Perlambatan ekonomi Tiongkok yang “tajam dan tidak seperti biasanya” diperkirakan akan menyeret pertumbuhan di seluruh Asia hingga akhir tahun depan, Dana Moneter Internasional (IMF) memperingatkan pada hari Jumat, sehingga memperburuk prospek global yang sudah suram.
Prospek perekonomian dunia telah meredup tahun ini karena negara-negara menghadapi biaya hidup yang lebih tinggi, kondisi keuangan yang lebih ketat, dan meningkatnya ketidakpastian setelah invasi Rusia ke Ukraina.
Krisis ini telah memperlambat pemulihan pandemi virus corona, meskipun Asia masih menjadi “titik terang” dibandingkan negara-negara lain di dunia, kata IMF dalam Regional Economic Outlook-nya.
Namun pertumbuhan di kawasan ini menghadapi hambatan dari perekonomian Tiongkok yang terbebani oleh kebijakan keras nol-Covid dan krisis di sektor properti, kata organisasi tersebut.
Laporan baru ini menurunkan perkiraan pertumbuhan Asia menjadi 4 persen tahun ini, turun 0,9 poin persentase dari perkiraan sebelumnya pada bulan April.

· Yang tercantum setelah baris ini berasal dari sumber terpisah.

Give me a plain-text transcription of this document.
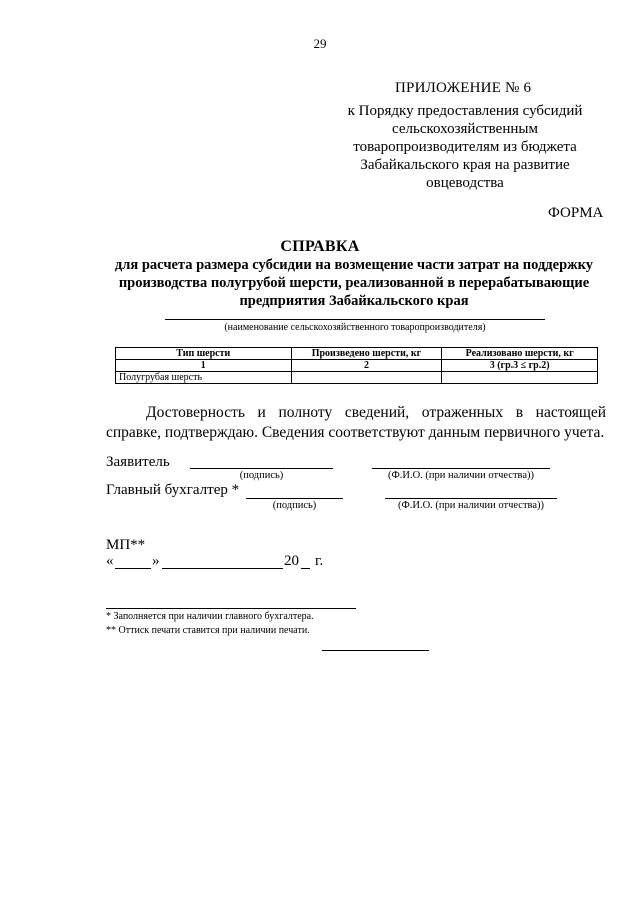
29
ПРИЛОЖЕНИЕ № 6
к Порядку предоставления субсидий сельскохозяйственным товаропроизводителям из бюджета Забайкальского края на развитие овцеводства
ФОРМА
СПРАВКА
для расчета размера субсидии на возмещение части затрат на поддержку производства полугрубой шерсти, реализованной в перерабатывающие предприятия Забайкальского края
(наименование сельскохозяйственного товаропроизводителя)
Тип шерсти	Произведено шерсти, кг	Реализовано шерсти, кг
1	2	3 (гр.3 ≤ гр.2)
Полугрубая шерсть		
Достоверность и полноту сведений, отраженных в настоящей справке, подтверждаю. Сведения соответствуют данным первичного учета.
Заявитель
(подпись)	(Ф.И.О. (при наличии отчества))
Главный бухгалтер *
(подпись)	(Ф.И.О. (при наличии отчества))
МП**
«	»	20 г.
* Заполняется при наличии главного бухгалтера.
** Оттиск печати ставится при наличии печати.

Organisasi tersebut memperkirakan pertumbuhan Tiongkok akan meningkat menjadi 4,4 persen dan Asia akan meningkat menjadi 4,3 persen pada tahun depan, masih “jauh di bawah” rata-rata sekitar 5,5 persen selama dua dekade terakhir.
Perlambatan ekonomi Tiongkok yang “berbasis luas” “diperkirakan berdampak besar ke negara-negara Asia lainnya melalui hubungan perdagangan dan keuangan”, menurut IMF.
Laporan tersebut mencatat bahwa kawasan ini mungkin juga menghadapi hambatan “terus-menerus” lainnya dalam bentuk kebijakan moneter global yang lebih ketat dan invasi Moskow ke Ukraina, yang telah menyebabkan harga komoditas melonjak.
“Pemulihan ekonomi Asia yang kuat pada awal tahun ini kehilangan momentum, dengan kuartal kedua yang lebih lemah dari perkiraan,” kata Krishna Srinivasan, direktur Departemen Asia dan Pasifik IMF.
Sebagian besar kekurangan pertumbuhan “dapat dijelaskan oleh rendahnya tingkat investasi setelah pandemi”, katanya, seraya menambahkan bahwa banyak negara harus bertindak untuk mengurangi beban utang perusahaan dan kerugian sumber daya manusia.
Dia memperingatkan bahwa fragmentasi ekonomi, yang didorong oleh ketegangan geopolitik dan ketidakpastian dalam kebijakan perdagangan, “menimbulkan risiko yang signifikan bagi kawasan ini” dan dapat “memiliki konsekuensi makroekonomi yang merugikan dalam jangka pendek”.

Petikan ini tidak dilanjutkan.